If abuse of power is the worst of all forms of corruption, as some say, a section of our security forces is definitely making the most of it. The news of seven Detective Branch officials getting caught red-handed for allegedly extracting ransom money for the return of a Cox's Bazar trader that they had earlier abducted adds to the long list of criminal offences committed by members of the police force. Only a day ago, the ACC had filed a case against a former superintendent of police for illegally amassing crores of taka.
Under no circumstance can such offences be tolerated. Criminal offence committed by the police is often confused with “misconduct” in Bangladesh, and since it involves the reputation of the entire force, sometimes there is a deliberate attempt to downplay such offences, or worse, not follow them up with appropriate legal action. When a corrupt officer gets away without punishment, it has dangerous ramifications: it inspires others to commit crimes. And there is also the dangerous possibility that the victims, and indeed the general people, may never fully trust the police again.

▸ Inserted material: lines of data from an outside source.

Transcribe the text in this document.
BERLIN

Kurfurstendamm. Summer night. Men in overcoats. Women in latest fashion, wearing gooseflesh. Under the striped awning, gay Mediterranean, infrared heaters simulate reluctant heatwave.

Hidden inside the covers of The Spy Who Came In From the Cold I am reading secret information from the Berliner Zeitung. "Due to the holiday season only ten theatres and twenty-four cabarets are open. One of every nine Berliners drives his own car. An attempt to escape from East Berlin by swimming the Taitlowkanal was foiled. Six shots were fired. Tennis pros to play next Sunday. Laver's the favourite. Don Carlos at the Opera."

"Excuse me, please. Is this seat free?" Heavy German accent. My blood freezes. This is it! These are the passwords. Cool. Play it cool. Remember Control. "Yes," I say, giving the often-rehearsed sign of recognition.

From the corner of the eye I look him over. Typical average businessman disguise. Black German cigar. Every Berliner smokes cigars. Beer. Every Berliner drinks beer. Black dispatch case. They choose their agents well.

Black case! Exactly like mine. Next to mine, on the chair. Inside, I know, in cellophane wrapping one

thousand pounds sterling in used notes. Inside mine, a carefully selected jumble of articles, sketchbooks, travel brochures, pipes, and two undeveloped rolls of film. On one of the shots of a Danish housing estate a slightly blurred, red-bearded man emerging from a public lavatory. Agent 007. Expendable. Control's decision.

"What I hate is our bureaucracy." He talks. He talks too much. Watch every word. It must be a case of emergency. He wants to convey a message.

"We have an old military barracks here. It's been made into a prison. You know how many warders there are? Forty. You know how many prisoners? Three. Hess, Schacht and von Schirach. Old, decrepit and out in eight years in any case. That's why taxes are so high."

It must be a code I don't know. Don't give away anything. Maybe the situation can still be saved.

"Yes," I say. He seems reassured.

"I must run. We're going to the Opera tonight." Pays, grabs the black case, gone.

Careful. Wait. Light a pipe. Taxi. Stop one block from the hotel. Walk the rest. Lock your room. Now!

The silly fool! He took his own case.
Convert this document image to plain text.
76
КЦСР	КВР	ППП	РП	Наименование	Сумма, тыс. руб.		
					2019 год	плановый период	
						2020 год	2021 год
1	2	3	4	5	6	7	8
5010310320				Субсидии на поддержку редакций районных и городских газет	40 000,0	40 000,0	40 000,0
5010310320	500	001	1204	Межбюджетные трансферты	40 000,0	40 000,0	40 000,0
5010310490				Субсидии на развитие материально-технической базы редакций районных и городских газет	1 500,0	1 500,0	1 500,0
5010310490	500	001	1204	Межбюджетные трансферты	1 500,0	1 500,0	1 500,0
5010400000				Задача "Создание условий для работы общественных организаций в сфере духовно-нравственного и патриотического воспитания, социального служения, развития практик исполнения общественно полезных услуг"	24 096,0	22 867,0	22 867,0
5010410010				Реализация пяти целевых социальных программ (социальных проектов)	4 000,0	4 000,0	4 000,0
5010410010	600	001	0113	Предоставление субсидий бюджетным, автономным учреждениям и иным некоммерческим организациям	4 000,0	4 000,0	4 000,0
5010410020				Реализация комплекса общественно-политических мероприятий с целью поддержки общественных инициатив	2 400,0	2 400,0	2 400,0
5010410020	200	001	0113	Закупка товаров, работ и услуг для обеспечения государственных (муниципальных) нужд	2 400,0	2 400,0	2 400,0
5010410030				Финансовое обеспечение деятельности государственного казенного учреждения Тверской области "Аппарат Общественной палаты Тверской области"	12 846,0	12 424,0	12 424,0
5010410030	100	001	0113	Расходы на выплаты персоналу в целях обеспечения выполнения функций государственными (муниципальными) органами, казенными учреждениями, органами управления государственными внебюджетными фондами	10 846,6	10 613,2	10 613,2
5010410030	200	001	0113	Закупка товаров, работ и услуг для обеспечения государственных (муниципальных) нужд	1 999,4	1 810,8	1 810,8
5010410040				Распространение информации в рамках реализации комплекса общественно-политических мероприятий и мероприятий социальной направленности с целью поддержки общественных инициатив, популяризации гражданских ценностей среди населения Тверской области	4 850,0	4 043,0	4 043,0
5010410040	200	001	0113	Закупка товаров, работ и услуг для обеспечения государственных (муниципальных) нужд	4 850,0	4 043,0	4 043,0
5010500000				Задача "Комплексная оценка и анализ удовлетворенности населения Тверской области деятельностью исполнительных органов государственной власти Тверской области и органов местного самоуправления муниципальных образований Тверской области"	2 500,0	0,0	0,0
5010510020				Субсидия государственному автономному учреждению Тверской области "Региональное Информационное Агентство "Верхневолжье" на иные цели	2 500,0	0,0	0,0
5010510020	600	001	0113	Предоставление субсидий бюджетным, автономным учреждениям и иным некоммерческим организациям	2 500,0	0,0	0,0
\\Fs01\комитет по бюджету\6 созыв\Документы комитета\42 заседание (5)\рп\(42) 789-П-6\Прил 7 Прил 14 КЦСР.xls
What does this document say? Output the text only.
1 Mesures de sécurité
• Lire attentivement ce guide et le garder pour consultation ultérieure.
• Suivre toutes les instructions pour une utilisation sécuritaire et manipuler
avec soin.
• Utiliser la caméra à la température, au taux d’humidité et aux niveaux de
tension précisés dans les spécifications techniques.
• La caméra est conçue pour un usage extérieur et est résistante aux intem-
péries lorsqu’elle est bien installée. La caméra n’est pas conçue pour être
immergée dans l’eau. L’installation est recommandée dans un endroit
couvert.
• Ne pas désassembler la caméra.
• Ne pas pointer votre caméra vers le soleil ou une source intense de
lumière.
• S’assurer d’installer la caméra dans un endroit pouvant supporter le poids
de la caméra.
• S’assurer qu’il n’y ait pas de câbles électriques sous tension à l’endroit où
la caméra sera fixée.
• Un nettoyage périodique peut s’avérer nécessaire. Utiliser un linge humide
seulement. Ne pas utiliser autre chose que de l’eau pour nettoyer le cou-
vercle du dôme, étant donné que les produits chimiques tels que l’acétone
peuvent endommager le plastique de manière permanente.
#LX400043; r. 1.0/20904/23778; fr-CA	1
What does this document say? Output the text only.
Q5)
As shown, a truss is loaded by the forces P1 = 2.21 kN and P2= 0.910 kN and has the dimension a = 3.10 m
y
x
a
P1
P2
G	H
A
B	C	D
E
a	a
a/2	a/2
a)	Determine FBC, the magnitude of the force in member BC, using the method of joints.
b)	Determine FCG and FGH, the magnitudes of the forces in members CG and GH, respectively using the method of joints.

For a state to function properly, it's important that everyone should abide by the law, and that includes the law enforcement officials also. Corrupt members of the police force must be punished. Apart from legal action to bring the offenders to justice, we think a radical reform in the way corruption is viewed and treated within the force is needed. We can't allow a few rotten apples to keep bringing shame on the entire force or risk disturbing the public order.